A recent discovery of a Maya mural in a chamber in Xultún, a large Maya archaeological site that flourished between 600 and 800 CE, provides additional confirmation that December 21, 2012 does not portend the end of the world. The mural, which is located near the Preclassic site of San Bartolo in the Petén Jungle of northern Guatemala, depicts the cyclical nature of time; the chamberwalls are covered in calculations that are thought to have aided scribes in tracking time. The mural includes glyphs and columns of numbers in the form of bars and dots, based on astronomical observations. Scholars believe that the glyphs refer to dates thousands of years into the future—perhaps as far as 7,000 years from the time they were painted—further undermining the misconception that the Maya were predicting the end of the world on December 21, 2012.

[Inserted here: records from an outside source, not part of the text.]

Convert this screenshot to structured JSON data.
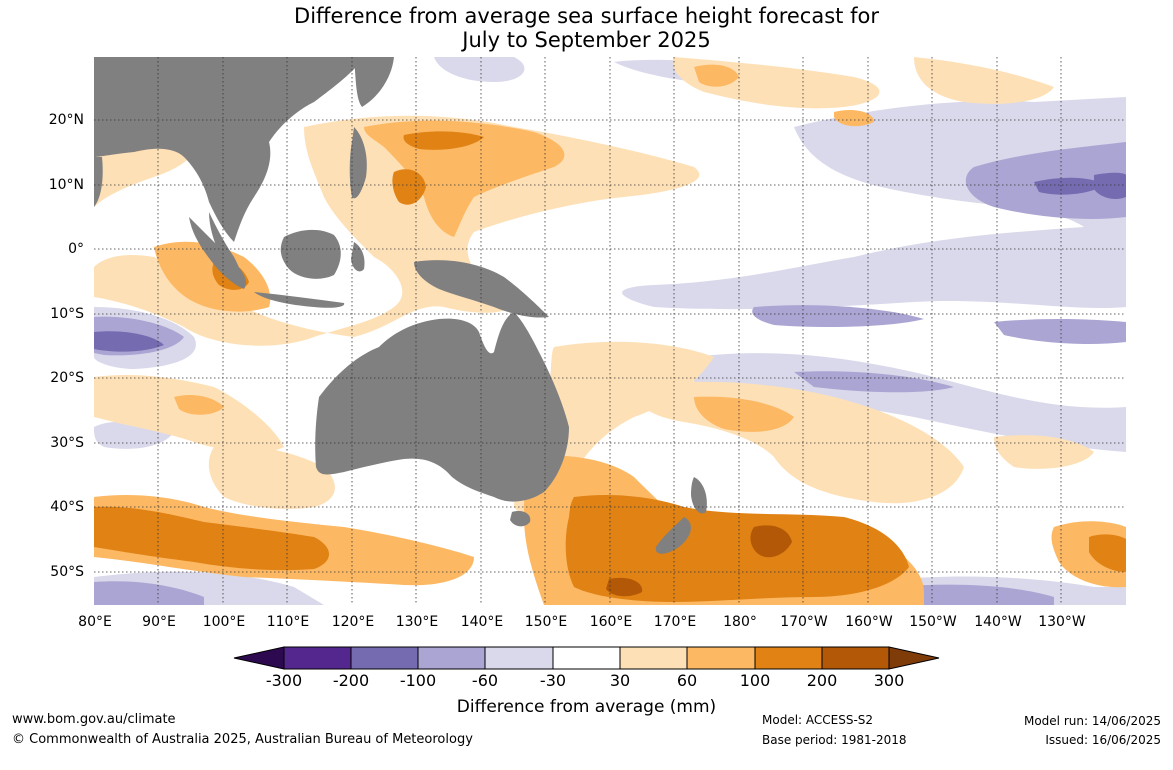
{
  "title": {
    "line1": "Difference from average sea surface height forecast for",
    "line2": "July to September 2025"
  },
  "map": {
    "region": "Indo-Pacific",
    "land_color": "#808080",
    "ocean_color": "#ffffff",
    "gridlines": "dotted",
    "lat_labels": [
      "20°N",
      "10°N",
      "0°",
      "10°S",
      "20°S",
      "30°S",
      "40°S",
      "50°S"
    ],
    "lon_labels": [
      "80°E",
      "90°E",
      "100°E",
      "110°E",
      "120°E",
      "130°E",
      "140°E",
      "150°E",
      "160°E",
      "170°E",
      "180°",
      "170°W",
      "160°W",
      "150°W",
      "140°W",
      "130°W"
    ]
  },
  "colorbar": {
    "label": "Difference from average (mm)",
    "ticks": [
      "-300",
      "-200",
      "-100",
      "-60",
      "-30",
      "30",
      "60",
      "100",
      "200",
      "300"
    ],
    "colors": [
      "#2d0a4f",
      "#54278f",
      "#756bb1",
      "#aba5d3",
      "#d9d9eb",
      "#ffffff",
      "#fee0b6",
      "#fdb863",
      "#e08214",
      "#b35806",
      "#7f3b08"
    ]
  },
  "footer": {
    "website": "www.bom.gov.au/climate",
    "copyright": "© Commonwealth of Australia 2025, Australian Bureau of Meteorology",
    "model": "Model: ACCESS-S2",
    "base_period": "Base period: 1981-2018",
    "model_run": "Model run: 14/06/2025",
    "issued": "Issued: 16/06/2025"
  }
}
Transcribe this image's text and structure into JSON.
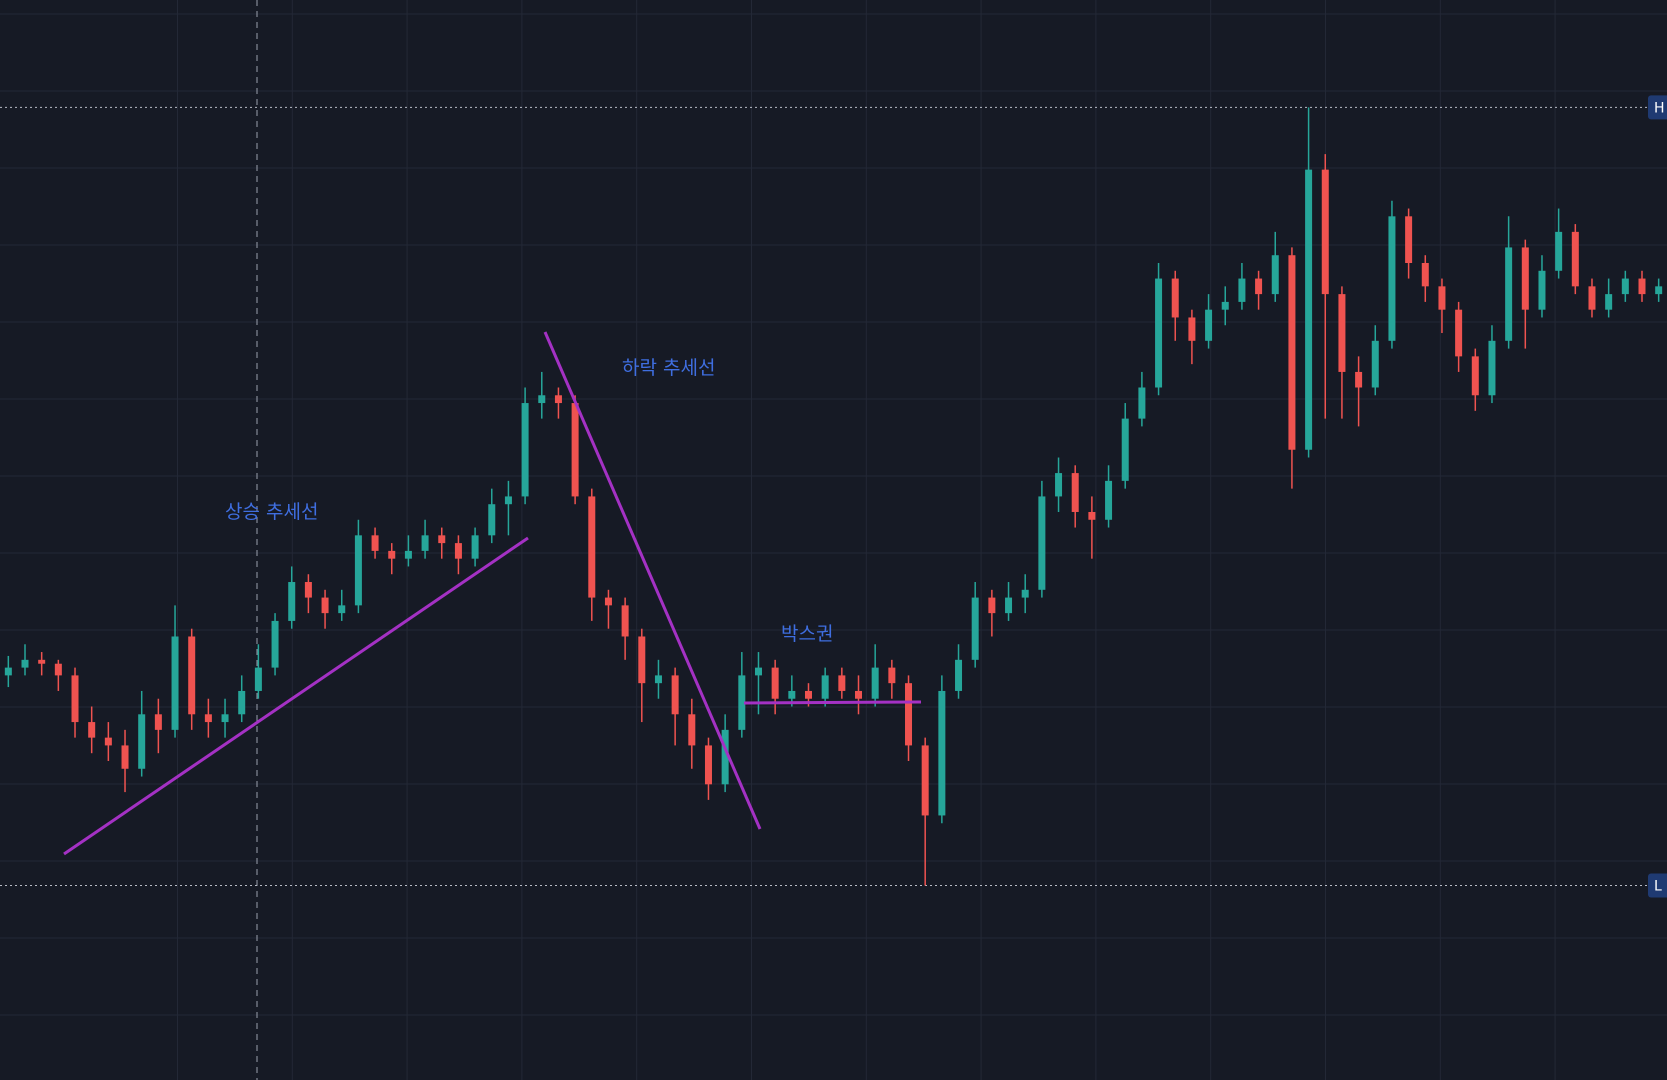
{
  "chart_data": {
    "type": "candlestick",
    "ylim": [
      -25,
      113.8
    ],
    "up_color": "#26a69a",
    "down_color": "#ef5350",
    "open": [
      27,
      28,
      29,
      28.5,
      27,
      21,
      19,
      18,
      15,
      22,
      20,
      32,
      22,
      21,
      22,
      25,
      28,
      34,
      39,
      37,
      35,
      36,
      45,
      43,
      42,
      43,
      45,
      44,
      42,
      45,
      49,
      50,
      62,
      63,
      62,
      50,
      37,
      36,
      32,
      26,
      27,
      22,
      18,
      13,
      20,
      27,
      28,
      24,
      25,
      24,
      27,
      25,
      24,
      28,
      26,
      18,
      9,
      25,
      29,
      37,
      35,
      37,
      38,
      50,
      53,
      48,
      47,
      52,
      60,
      64,
      78,
      73,
      70,
      74,
      75,
      78,
      76,
      81,
      56,
      92,
      76,
      66,
      64,
      70,
      86,
      80,
      77,
      74,
      68,
      63,
      70,
      82,
      74,
      79,
      84,
      77,
      74,
      76,
      78,
      76
    ],
    "high": [
      29.5,
      31,
      30,
      29,
      28,
      23,
      21,
      20,
      25,
      24,
      36,
      33,
      24,
      24,
      27,
      31,
      35,
      41,
      40,
      38,
      38,
      47,
      46,
      44,
      45,
      47,
      46,
      45,
      46,
      51,
      52,
      64,
      66,
      64,
      63,
      51,
      38,
      37,
      33,
      29,
      28,
      24,
      19,
      22,
      30,
      30,
      29,
      27,
      26,
      28,
      28,
      27,
      31,
      29,
      27,
      19,
      27,
      31,
      39,
      38,
      39,
      40,
      52,
      55,
      54,
      50,
      54,
      62,
      66,
      80,
      79,
      74,
      76,
      77,
      80,
      79,
      84,
      82,
      100,
      94,
      77,
      68,
      72,
      88,
      87,
      81,
      78,
      75,
      69,
      72,
      86,
      83,
      81,
      87,
      85,
      78,
      78,
      79,
      79,
      78
    ],
    "low": [
      25.5,
      27,
      27,
      25,
      19,
      17,
      16,
      12,
      14,
      17,
      19,
      20,
      19,
      19,
      21,
      24,
      27,
      33,
      35,
      33,
      34,
      35,
      42,
      40,
      41,
      42,
      42,
      40,
      41,
      44,
      45,
      49,
      60,
      60,
      49,
      34,
      33,
      29,
      21,
      24,
      18,
      15,
      11,
      12,
      19,
      22,
      22,
      23,
      23,
      23,
      24,
      22,
      23,
      24,
      16,
      0,
      8,
      24,
      28,
      32,
      34,
      35,
      37,
      48,
      46,
      42,
      46,
      51,
      59,
      63,
      70,
      67,
      69,
      72,
      74,
      74,
      75,
      51,
      55,
      60,
      60,
      59,
      63,
      69,
      78,
      75,
      71,
      66,
      61,
      62,
      69,
      69,
      73,
      78,
      76,
      73,
      73,
      75,
      75,
      75
    ],
    "close": [
      28,
      29,
      28.5,
      27,
      21,
      19,
      18,
      15,
      22,
      20,
      32,
      22,
      21,
      22,
      25,
      28,
      34,
      39,
      37,
      35,
      36,
      45,
      43,
      42,
      43,
      45,
      44,
      42,
      45,
      49,
      50,
      62,
      63,
      62,
      50,
      37,
      36,
      32,
      26,
      27,
      22,
      18,
      13,
      20,
      27,
      28,
      24,
      25,
      24,
      27,
      25,
      24,
      28,
      26,
      18,
      9,
      25,
      29,
      37,
      35,
      37,
      38,
      50,
      53,
      48,
      47,
      52,
      60,
      64,
      78,
      73,
      70,
      74,
      75,
      78,
      76,
      81,
      56,
      92,
      76,
      66,
      64,
      70,
      86,
      80,
      77,
      74,
      68,
      63,
      70,
      82,
      74,
      79,
      84,
      77,
      74,
      76,
      78,
      76,
      77
    ],
    "markers": [
      {
        "label": "H",
        "value": 100
      },
      {
        "label": "L",
        "value": 0
      }
    ],
    "annotations": [
      "상승 추세선",
      "하락 추세선",
      "박스권"
    ]
  }
}
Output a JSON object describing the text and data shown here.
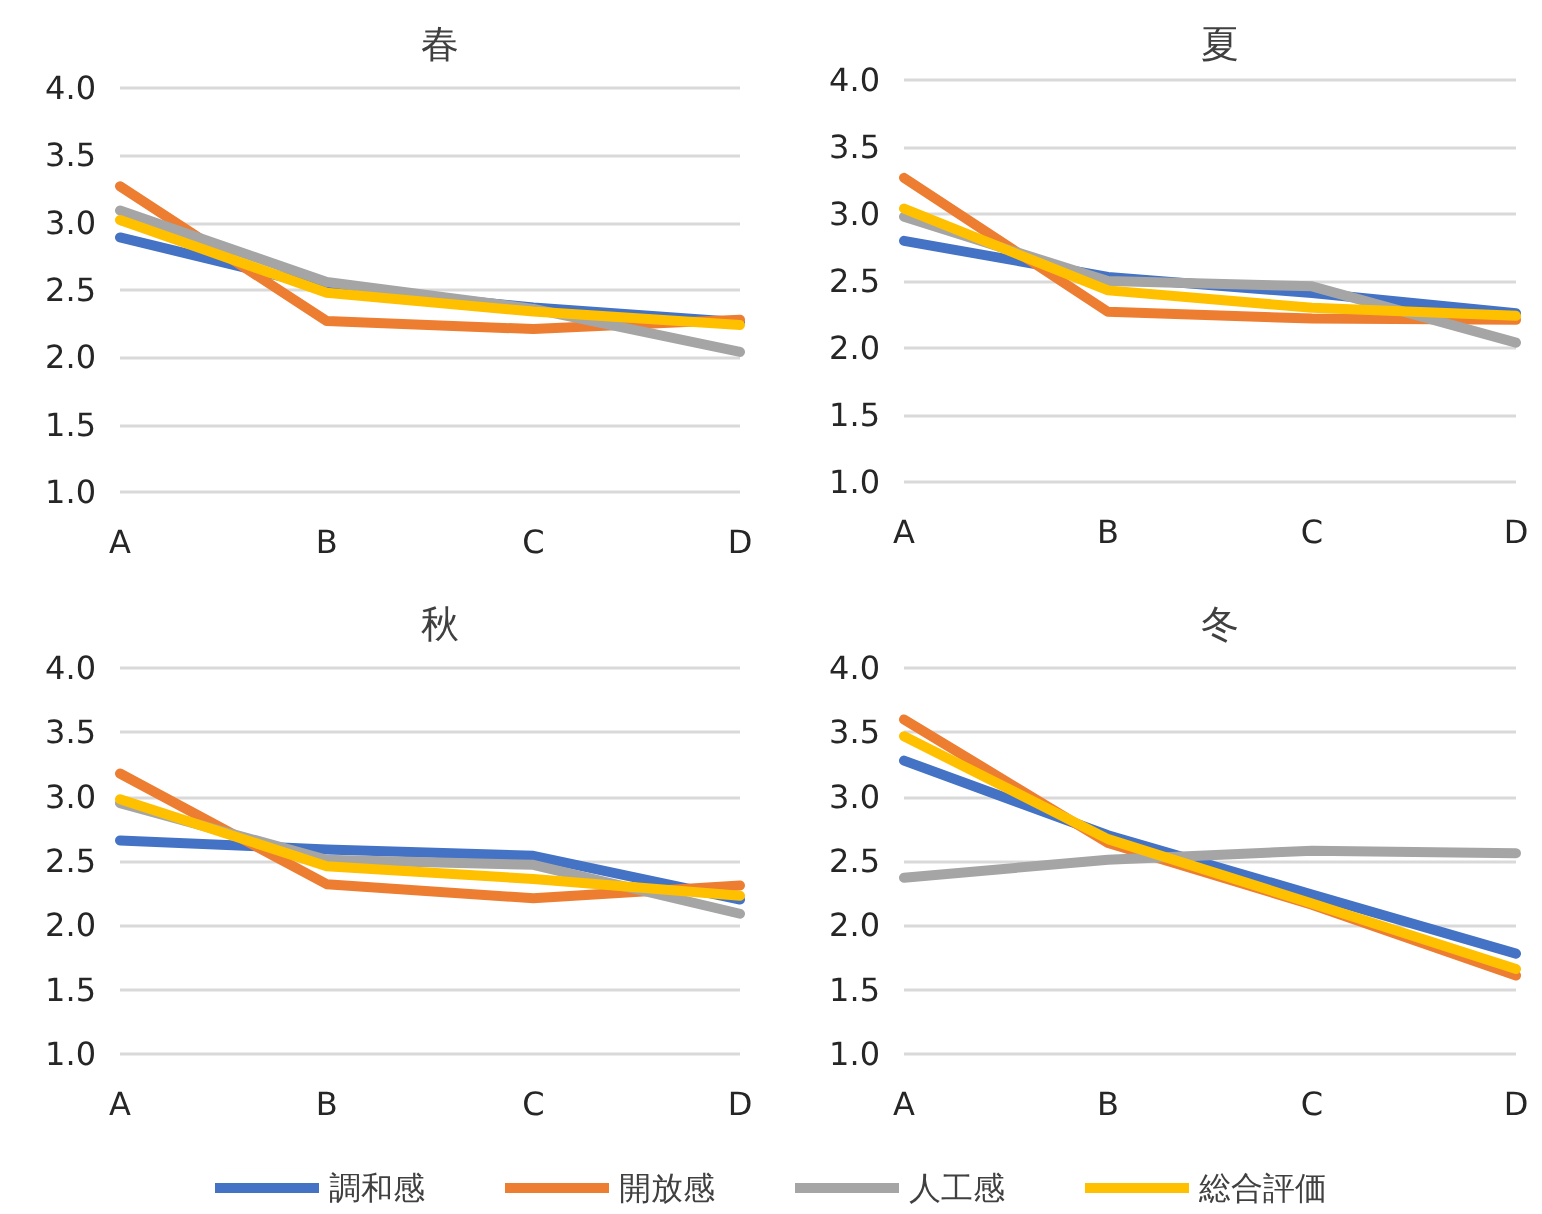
{
  "chart_data": [
    {
      "type": "line",
      "title": "春",
      "categories": [
        "A",
        "B",
        "C",
        "D"
      ],
      "ylim": [
        1,
        4
      ],
      "yticks": [
        {
          "value": 1,
          "label": "1.0"
        },
        {
          "value": 1.5,
          "label": "1.5"
        },
        {
          "value": 2,
          "label": "2.0"
        },
        {
          "value": 2.5,
          "label": "2.5"
        },
        {
          "value": 3,
          "label": "3.0"
        },
        {
          "value": 3.5,
          "label": "3.5"
        },
        {
          "value": 4,
          "label": "4.0"
        }
      ],
      "grid": "y",
      "marker": "none",
      "series": [
        {
          "color": "#4472c4",
          "values": [
            2.89,
            2.52,
            2.37,
            2.26
          ]
        },
        {
          "color": "#ed7d31",
          "values": [
            3.27,
            2.27,
            2.21,
            2.28
          ]
        },
        {
          "color": "#a5a5a5",
          "values": [
            3.09,
            2.56,
            2.36,
            2.04
          ]
        },
        {
          "color": "#ffc000",
          "values": [
            3.02,
            2.48,
            2.34,
            2.24
          ]
        }
      ]
    },
    {
      "type": "line",
      "title": "夏",
      "categories": [
        "A",
        "B",
        "C",
        "D"
      ],
      "ylim": [
        1,
        4
      ],
      "yticks": [
        {
          "value": 1,
          "label": "1.0"
        },
        {
          "value": 1.5,
          "label": "1.5"
        },
        {
          "value": 2,
          "label": "2.0"
        },
        {
          "value": 2.5,
          "label": "2.5"
        },
        {
          "value": 3,
          "label": "3.0"
        },
        {
          "value": 3.5,
          "label": "3.5"
        },
        {
          "value": 4,
          "label": "4.0"
        }
      ],
      "grid": "y",
      "marker": "none",
      "series": [
        {
          "color": "#4472c4",
          "values": [
            2.8,
            2.53,
            2.41,
            2.26
          ]
        },
        {
          "color": "#ed7d31",
          "values": [
            3.27,
            2.27,
            2.22,
            2.21
          ]
        },
        {
          "color": "#a5a5a5",
          "values": [
            2.98,
            2.5,
            2.46,
            2.04
          ]
        },
        {
          "color": "#ffc000",
          "values": [
            3.04,
            2.43,
            2.3,
            2.24
          ]
        }
      ]
    },
    {
      "type": "line",
      "title": "秋",
      "categories": [
        "A",
        "B",
        "C",
        "D"
      ],
      "ylim": [
        1,
        4
      ],
      "yticks": [
        {
          "value": 1,
          "label": "1.0"
        },
        {
          "value": 1.5,
          "label": "1.5"
        },
        {
          "value": 2,
          "label": "2.0"
        },
        {
          "value": 2.5,
          "label": "2.5"
        },
        {
          "value": 3,
          "label": "3.0"
        },
        {
          "value": 3.5,
          "label": "3.5"
        },
        {
          "value": 4,
          "label": "4.0"
        }
      ],
      "grid": "y",
      "marker": "none",
      "legend": "bottom",
      "series": [
        {
          "name": "調和感",
          "color": "#4472c4",
          "values": [
            2.66,
            2.59,
            2.54,
            2.2
          ]
        },
        {
          "name": "開放感",
          "color": "#ed7d31",
          "values": [
            3.18,
            2.32,
            2.21,
            2.31
          ]
        },
        {
          "name": "人工感",
          "color": "#a5a5a5",
          "values": [
            2.95,
            2.51,
            2.47,
            2.09
          ]
        },
        {
          "name": "総合評価",
          "color": "#ffc000",
          "values": [
            2.98,
            2.46,
            2.36,
            2.23
          ]
        }
      ]
    },
    {
      "type": "line",
      "title": "冬",
      "categories": [
        "A",
        "B",
        "C",
        "D"
      ],
      "ylim": [
        1,
        4
      ],
      "yticks": [
        {
          "value": 1,
          "label": "1.0"
        },
        {
          "value": 1.5,
          "label": "1.5"
        },
        {
          "value": 2,
          "label": "2.0"
        },
        {
          "value": 2.5,
          "label": "2.5"
        },
        {
          "value": 3,
          "label": "3.0"
        },
        {
          "value": 3.5,
          "label": "3.5"
        },
        {
          "value": 4,
          "label": "4.0"
        }
      ],
      "grid": "y",
      "marker": "none",
      "series": [
        {
          "color": "#4472c4",
          "values": [
            3.28,
            2.7,
            2.24,
            1.78
          ]
        },
        {
          "color": "#ed7d31",
          "values": [
            3.6,
            2.64,
            2.16,
            1.61
          ]
        },
        {
          "color": "#a5a5a5",
          "values": [
            2.37,
            2.51,
            2.58,
            2.56
          ]
        },
        {
          "color": "#ffc000",
          "values": [
            3.47,
            2.67,
            2.17,
            1.66
          ]
        }
      ]
    }
  ]
}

In a full excavation of the site last year, William Saturno, a Boston University archaeologist, and his team of students found what they believe to be the ancient workroom of a Maya scribe, a record-keeper of Xultún. The scribe’s calculations are barely visible hieroglyphic texts depicted on the east and north walls of the chamber that appear to represent various calendar cycles the Maya were noted for: the 260-day ceremonial calendar, the 365-day solar calendar, the 584-day cycle of Venus, and the 780-day cycle of Mars.

At the time the mural was created, Xultún was suffering through a period of intense drought. Throughout the region, cities were collapsing. In times of difficulty, the Maya turned to their leaders for guidance in appeasing the gods. In turn Maya leaders consulted astronomers and scribes, who used a combination of past events and complex arithmetic to predict the future. Placed in this context, the calculations in the mural appear to have been a practical response by the people of Xultún trying to make sense of what was happening.

While it is impossible to know the Maya’s intentions with exact certainty, one thing is clear: on December 22, the world will still be here. As for the myth of 12/21/2012? We predict We predict the end is near.